Dans la foulée, les forges et forteresses-citadelles perdues ont été rapidement récupérées et réparées par le Mechanicum, désormais au pouvoir et soutenue par l’Imperium. Des escadrons de navires de guerre, désormais basés en permanence dans le système d’Incaladion, ont pour la première fois donné au Monde-Forge un répit contre les attaques et les vastes richesses minérales et la capacité de production de la planète ont rapidement été mises en action pour alimenter la Grande Croisade, qui ne cessait de s’étendre. Des serments de loyauté et des dettes de sang envers les libérateurs furent affirmés, bien que dans ce cas, Mars et la Legio Mortis furent jugés par le Mechanicum d’Incaladion comme ses sauveurs, plutôt que la IVe Légion qui avait dépensé tant de vies dans la guerre. Pour rembourser cette dette, la Legio Fureans a été rapidement reconstituée et réarmée, et les profondes forges titaniques sous la surface de la planète ont été mises en service de façon continue pour permettre une seconde naissance de la Legio Titanique. Voyageant au-delà d’Incaladion, la Legio Fureans a poursuivi le conflit avec une ferveur agressive et un rythme de combat rarement égalé par une autre Legio Titanique de l’époque, divisant ses forces en demi-Legio et en groupes de frappe opérant aux côtés de nombreuses Flottes Expéditionnaires et de forces d’extermination.

Tout au long de cette période, à part une alliance durable avec la Legio Mortis, la Legio ne cultiva ni amitié ni querelle ouverte avec le reste de la Collegia Titanica, dont beaucoup en vinrent à les considérer néanmoins comme imprévisibles et primitifs. Les Yeux de Tigre étaient réputés pour leur mépris des bombardements soutenus ou d’autres "tactiques d’affrontement", préférant les combats mobiles à courte distance, les combats en mêlée, les attaques de flanc rapides et, face à des forces supérieures, les tactiques de guérilla, effectuées à la limite de la capacité des réacteurs de leurs Titans.
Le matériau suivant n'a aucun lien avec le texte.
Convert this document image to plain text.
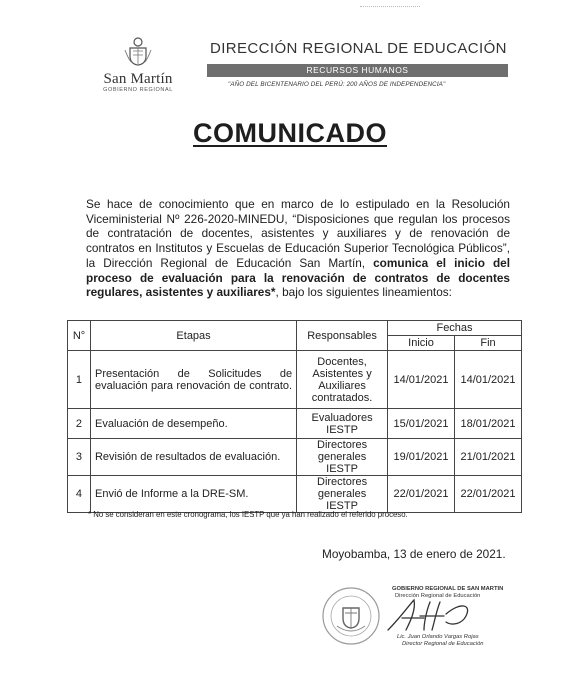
San Martín
GOBIERNO REGIONAL
DIRECCIÓN REGIONAL DE EDUCACIÓN
RECURSOS HUMANOS
"AÑO DEL BICENTENARIO DEL PERÚ: 200 AÑOS DE INDEPENDENCIA"
COMUNICADO
Se hace de conocimiento que en marco de lo estipulado en la Resolución Viceministerial Nº 226-2020-MINEDU, “Disposiciones que regulan los procesos de contratación de docentes, asistentes y auxiliares y de renovación de contratos en Institutos y Escuelas de Educación Superior Tecnológica Públicos”, la Dirección Regional de Educación San Martín, comunica el inicio del proceso de evaluación para la renovación de contratos de docentes regulares, asistentes y auxiliares*, bajo los siguientes lineamientos:
N°	Etapas	Responsables	Fechas	
			Inicio	Fin
1	Presentación de Solicitudes de evaluación para renovación de contrato.	Docentes, Asistentes y Auxiliares contratados.	14/01/2021	14/01/2021
2	Evaluación de desempeño.	Evaluadores IESTP	15/01/2021	18/01/2021
3	Revisión de resultados de evaluación.	Directores generales IESTP	19/01/2021	21/01/2021
4	Envió de Informe a la DRE-SM.	Directores generales IESTP	22/01/2021	22/01/2021
* No se consideran en este cronograma, los IESTP que ya han realizado el referido proceso.
Moyobamba, 13 de enero de 2021.
GOBIERNO REGIONAL DE SAN MARTIN
Dirección Regional de Educación
Lic. Juan Orlando Vargas Rojas
Director Regional de Educación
On dit que certains Princeps des Yeux de Tigre étaient prêts à désengager ou à réduire leurs Boucliers Voids afin de gagner de la vitesse supplémentaire pour employer ces tactiques ; ce qui était un anathème complet aux pratiques standard de la Collegia Titanica.

Une démonstration de cette volonté de se battre sur n’importe quel théâtre d’opérations par la Legio Fureans est qu’elle a permis que même des Titans isolés et ses groupes de soutien soient séparés de leur commandement central et attachés pour des périodes de déploiement en solo, une action que de nombreuses Legios Titaniques n’auraient tout simplement pas approuvée. Ce schéma de déploiement étendu et les générations de guerre sur Incaladion ont fait de la Legio Fureans l’une des Legios Titaniques les plus aguerries et les plus adaptables au combat et ont contribué à sa réputation enviable. Cependant, la volonté de se battre, même contre toute attente, et la volonté de suivre des ordres venant de l’extérieur du Mechanicum ou même de suivre des stratégies ordonnées, se sont révélées ne pas être une seule et même chose en ce qui concerne les Yeux de Tigre, comme l’ont constaté à leur grand désarroi de nombreux commandants de théâtre. Des rumeurs couraient également sur d’étranges rituels d’avant et d’après combat menés par leurs Princeps et leurs équipages - comme un mélange macabre de machineries de l’Omnimessie et de rituels totémiques barbares d’un culte d’animaux sauvages. Mais étant donné le travail inestimable des Yeux de Tigre sur le champ de bataille et le fait que la plupart des observateurs ne connaissaient pas les rouages du Mechanicum, beaucoup de ces rumeurs ont été écartées ou délibérément ignorées.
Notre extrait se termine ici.